Court Limits Online Speech
by Heidi Kriz

                     The US Fourth Circuit Court of Appeals
                     became the first federal jurisdiction
                     to uphold restrictions on online speech
                     when it upheld a 1996 Virginia law
                     barring state employees from engaging
                     in "sexually explicit communication" on
                     the Internet.

                     The American Civil Liberties Union had
                     challenged the original law on behalf
                     of six university professors, saying
                     that it amounted to an attack on
                     academic freedom. The ACLU is weighing
                     an appeal of the ruling, which came
                     Wednesday.

                     "By the court s logic, a state
                     university English professor has a
                     free-speech right to make water-cooler
                     comments about the more salacious
                     elements of the Clinton-Lewinsky
                     scandal, but a political science
                     professor could be fired for discussing
                     the same issue in her classroom," said
                     Ann Beeson, a staff attorney for the
                     ACLU, in a statement.

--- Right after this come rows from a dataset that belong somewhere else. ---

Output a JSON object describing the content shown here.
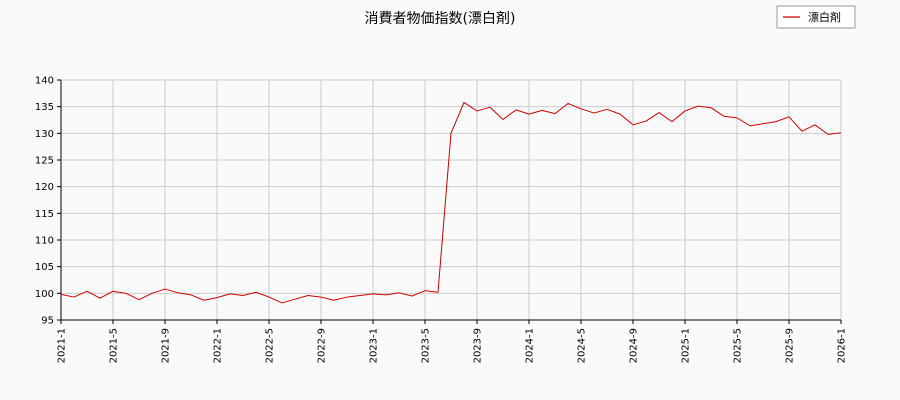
{
  "chart_data": {
    "type": "line",
    "title": "消費者物価指数(漂白剤)",
    "xlabel": "",
    "ylabel": "",
    "ylim": [
      95,
      140
    ],
    "yticks": [
      95,
      100,
      105,
      110,
      115,
      120,
      125,
      130,
      135,
      140
    ],
    "xticks": [
      "2021-1",
      "2021-5",
      "2021-9",
      "2022-1",
      "2022-5",
      "2022-9",
      "2023-1",
      "2023-5",
      "2023-9",
      "2024-1",
      "2024-5",
      "2024-9",
      "2025-1",
      "2025-5",
      "2025-9",
      "2026-1"
    ],
    "grid": true,
    "legend_position": "top-right",
    "colors": {
      "series": "#cc0000",
      "grid": "#cccccc",
      "axis": "#000000"
    },
    "x": [
      "2021-1",
      "2021-2",
      "2021-3",
      "2021-4",
      "2021-5",
      "2021-6",
      "2021-7",
      "2021-8",
      "2021-9",
      "2021-10",
      "2021-11",
      "2021-12",
      "2022-1",
      "2022-2",
      "2022-3",
      "2022-4",
      "2022-5",
      "2022-6",
      "2022-7",
      "2022-8",
      "2022-9",
      "2022-10",
      "2022-11",
      "2022-12",
      "2023-1",
      "2023-2",
      "2023-3",
      "2023-4",
      "2023-5",
      "2023-6",
      "2023-7",
      "2023-8",
      "2023-9",
      "2023-10",
      "2023-11",
      "2023-12",
      "2024-1",
      "2024-2",
      "2024-3",
      "2024-4",
      "2024-5",
      "2024-6",
      "2024-7",
      "2024-8",
      "2024-9",
      "2024-10",
      "2024-11",
      "2024-12",
      "2025-1",
      "2025-2",
      "2025-3",
      "2025-4",
      "2025-5",
      "2025-6",
      "2025-7",
      "2025-8",
      "2025-9",
      "2025-10",
      "2025-11",
      "2025-12",
      "2026-1"
    ],
    "series": [
      {
        "name": "漂白剤",
        "values": [
          99.8,
          99.3,
          100.4,
          99.1,
          100.4,
          100.0,
          98.8,
          100.0,
          100.8,
          100.1,
          99.7,
          98.7,
          99.2,
          99.9,
          99.6,
          100.2,
          99.3,
          98.2,
          98.9,
          99.6,
          99.3,
          98.7,
          99.3,
          99.6,
          99.9,
          99.7,
          100.1,
          99.5,
          100.5,
          100.2,
          130.0,
          135.8,
          134.2,
          134.9,
          132.6,
          134.4,
          133.6,
          134.3,
          133.7,
          135.6,
          134.6,
          133.8,
          134.5,
          133.6,
          131.6,
          132.3,
          133.9,
          132.2,
          134.2,
          135.1,
          134.8,
          133.2,
          132.9,
          131.4,
          131.8,
          132.2,
          133.1,
          130.4,
          131.6,
          129.8,
          130.1
        ]
      }
    ]
  }
}
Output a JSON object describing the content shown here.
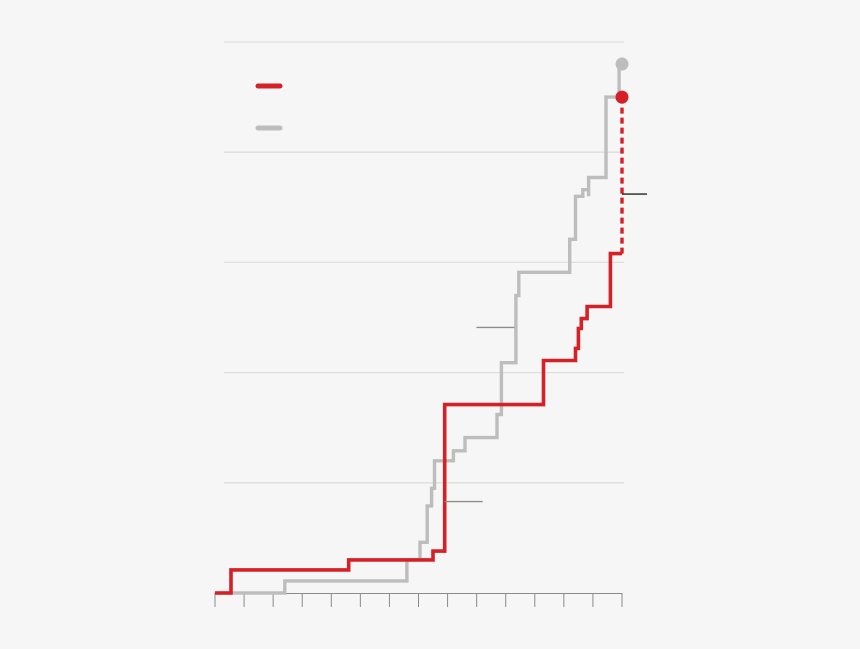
{
  "chart_data": {
    "type": "line",
    "step": true,
    "grid": true,
    "x_ticks": 15,
    "series": [
      {
        "color": "#d62027",
        "points": [
          [
            0,
            0.0
          ],
          [
            0.55,
            0.0
          ],
          [
            0.55,
            0.21
          ],
          [
            4.6,
            0.21
          ],
          [
            4.6,
            0.3
          ],
          [
            7.5,
            0.3
          ],
          [
            7.5,
            0.38
          ],
          [
            7.9,
            0.38
          ],
          [
            7.9,
            1.71
          ],
          [
            11.3,
            1.71
          ],
          [
            11.3,
            2.11
          ],
          [
            12.4,
            2.11
          ],
          [
            12.4,
            2.22
          ],
          [
            12.5,
            2.22
          ],
          [
            12.5,
            2.4
          ],
          [
            12.6,
            2.4
          ],
          [
            12.6,
            2.49
          ],
          [
            12.8,
            2.49
          ],
          [
            12.8,
            2.6
          ],
          [
            13.6,
            2.6
          ],
          [
            13.6,
            3.08
          ],
          [
            14.0,
            3.08
          ]
        ],
        "projection": [
          [
            14.0,
            3.08
          ],
          [
            14.0,
            4.5
          ]
        ],
        "end_marker": [
          14.0,
          4.5
        ]
      },
      {
        "color": "#bdbdbd",
        "points": [
          [
            0,
            0.0
          ],
          [
            2.4,
            0.0
          ],
          [
            2.4,
            0.11
          ],
          [
            6.6,
            0.11
          ],
          [
            6.6,
            0.3
          ],
          [
            7.05,
            0.3
          ],
          [
            7.05,
            0.46
          ],
          [
            7.3,
            0.46
          ],
          [
            7.3,
            0.79
          ],
          [
            7.45,
            0.79
          ],
          [
            7.45,
            0.95
          ],
          [
            7.55,
            0.95
          ],
          [
            7.55,
            1.2
          ],
          [
            8.2,
            1.2
          ],
          [
            8.2,
            1.29
          ],
          [
            8.6,
            1.29
          ],
          [
            8.6,
            1.41
          ],
          [
            9.7,
            1.41
          ],
          [
            9.7,
            1.62
          ],
          [
            9.85,
            1.62
          ],
          [
            9.85,
            2.09
          ],
          [
            10.35,
            2.09
          ],
          [
            10.35,
            2.7
          ],
          [
            10.45,
            2.7
          ],
          [
            10.45,
            2.91
          ],
          [
            12.2,
            2.91
          ],
          [
            12.2,
            3.21
          ],
          [
            12.4,
            3.21
          ],
          [
            12.4,
            3.6
          ],
          [
            12.65,
            3.6
          ],
          [
            12.65,
            3.66
          ],
          [
            12.85,
            3.66
          ],
          [
            12.85,
            3.6
          ],
          [
            12.85,
            3.77
          ],
          [
            13.45,
            3.77
          ],
          [
            13.45,
            4.5
          ],
          [
            13.9,
            4.5
          ],
          [
            13.9,
            4.8
          ],
          [
            14.0,
            4.8
          ]
        ],
        "end_marker": [
          14.0,
          4.8
        ]
      }
    ],
    "xlim": [
      0,
      14
    ],
    "ylim": [
      0,
      5
    ],
    "ytick_values": [
      1,
      2,
      3,
      4,
      5
    ],
    "annotations": [
      {
        "kind": "gray",
        "at": [
          10.3,
          2.41
        ],
        "toward": "left"
      },
      {
        "kind": "gray",
        "at": [
          7.9,
          0.83
        ],
        "toward": "right"
      },
      {
        "kind": "dark",
        "at": [
          14.0,
          3.62
        ],
        "toward": "right"
      }
    ],
    "legend": {
      "placement": "top-left",
      "entries": [
        {
          "color": "#d62027"
        },
        {
          "color": "#bdbdbd"
        }
      ]
    }
  }
}
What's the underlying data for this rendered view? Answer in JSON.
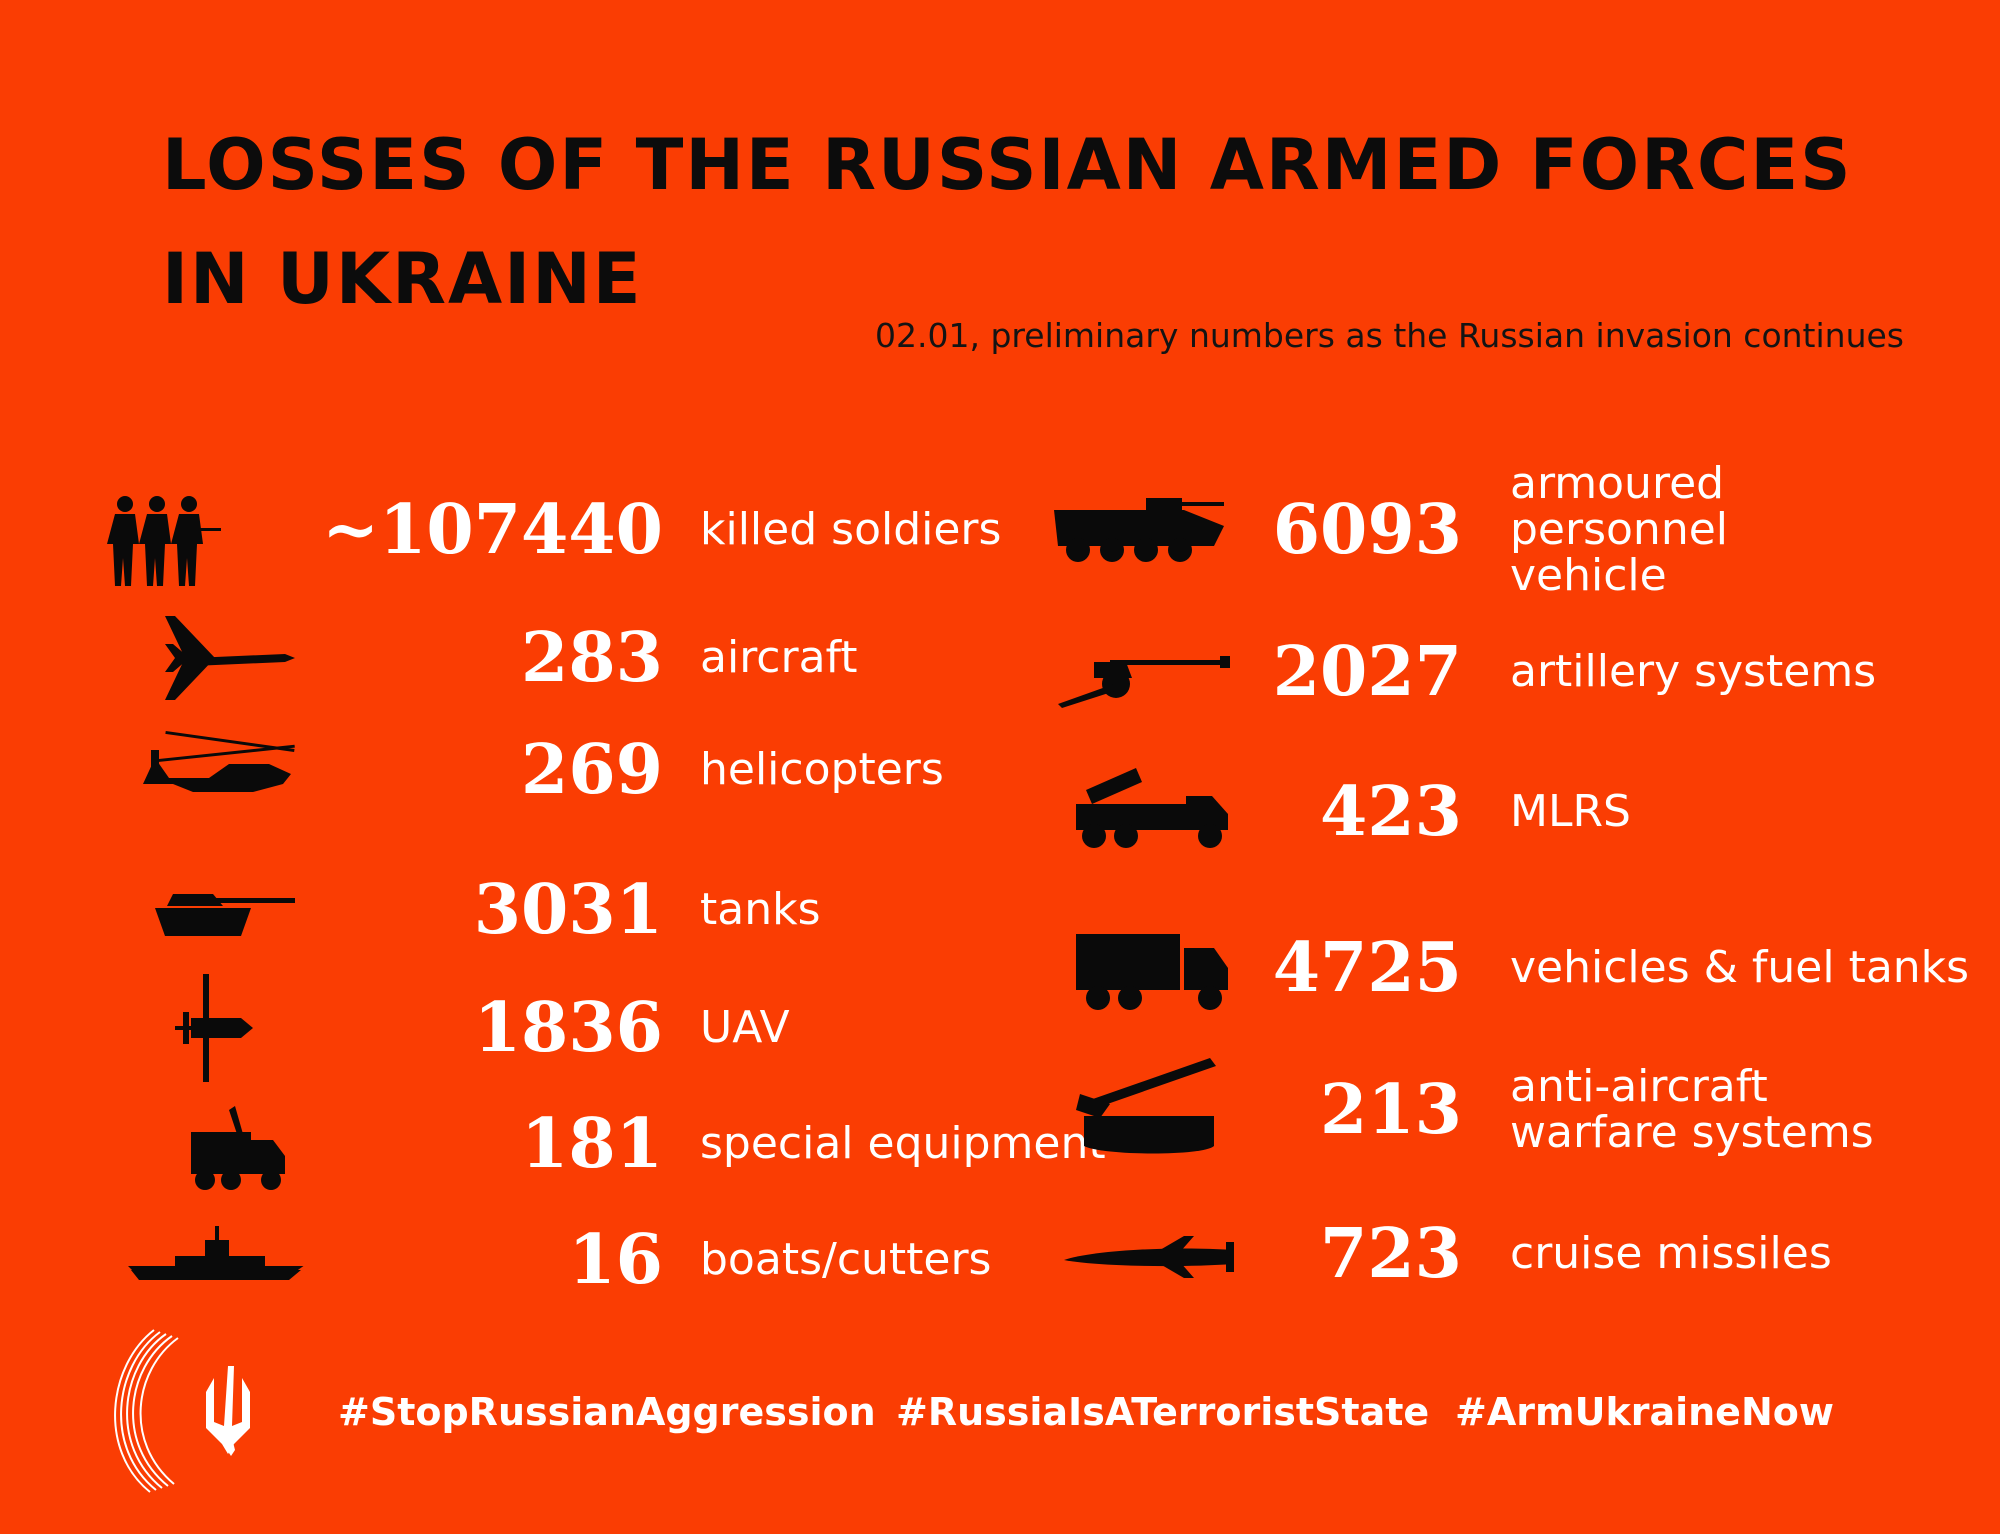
{
  "header": {
    "title": "LOSSES OF THE RUSSIAN ARMED FORCES IN UKRAINE",
    "subtitle": "02.01, preliminary numbers as the Russian invasion continues"
  },
  "left_items": [
    {
      "icon": "soldiers-icon",
      "value": "~107440",
      "label": "killed soldiers"
    },
    {
      "icon": "aircraft-icon",
      "value": "283",
      "label": "aircraft"
    },
    {
      "icon": "helicopter-icon",
      "value": "269",
      "label": "helicopters"
    },
    {
      "icon": "tank-icon",
      "value": "3031",
      "label": "tanks"
    },
    {
      "icon": "uav-icon",
      "value": "1836",
      "label": "UAV"
    },
    {
      "icon": "special-equipment-icon",
      "value": "181",
      "label": "special equipment"
    },
    {
      "icon": "boat-icon",
      "value": "16",
      "label": "boats/cutters"
    }
  ],
  "right_items": [
    {
      "icon": "apc-icon",
      "value": "6093",
      "label": "armoured\npersonnel\nvehicle"
    },
    {
      "icon": "artillery-icon",
      "value": "2027",
      "label": "artillery systems"
    },
    {
      "icon": "mlrs-icon",
      "value": "423",
      "label": "MLRS"
    },
    {
      "icon": "truck-icon",
      "value": "4725",
      "label": "vehicles & fuel tanks"
    },
    {
      "icon": "anti-aircraft-icon",
      "value": "213",
      "label": "anti-aircraft\nwarfare systems"
    },
    {
      "icon": "cruise-missile-icon",
      "value": "723",
      "label": "cruise missiles"
    }
  ],
  "footer": {
    "hashtags": [
      "#StopRussianAggression",
      "#RussiaIsATerroristState",
      "#ArmUkraineNow"
    ]
  },
  "colors": {
    "background": "#FA3D03",
    "text": "#ffffff",
    "title": "#0c0c0c"
  }
}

                     Although some state officials will say
                     the decision is about "preventing state
                     employees from downloading
                     pornography," Paul Smith, one of the
                     George Mason University professors
                     challenging the law, said it poses a
                     serious threat to academic freedom.

                     Smith, who teaches a course on popular
                     culture that involves the examination
                     of pornography, was censured by his own
                     university after the law was passed in
                     1996. School officials pulled the plug
                     on his classroom Web site, which
                     contained academic articles on culture
                     and pornography.

                     In its decision, the three-judge panel
                     acknowledged that the First Amendment
                     applies when public employees are
                     speaking on matters "of public
                     concern." But it went on to say that no
                     "job-related speech" involves matters
                     of public concern. Therefore,
                     job-related speech is not protected by
                     the First Amendment.

                     According to Beeson, the court decision
                     expanded the rationale behind the
                     original law, which was aimed at online
                     speech restrictions, and "broaden[ed]
                     its application to be a potential gag
                     on all sorts of state employees,
                     including librarians, professors, and
                     social workers."

                     The ACLU is considering whether to
                     appeal the decision, either before the
                     full Fourth Circuit Court of Appeals or
                     to the Supreme Court.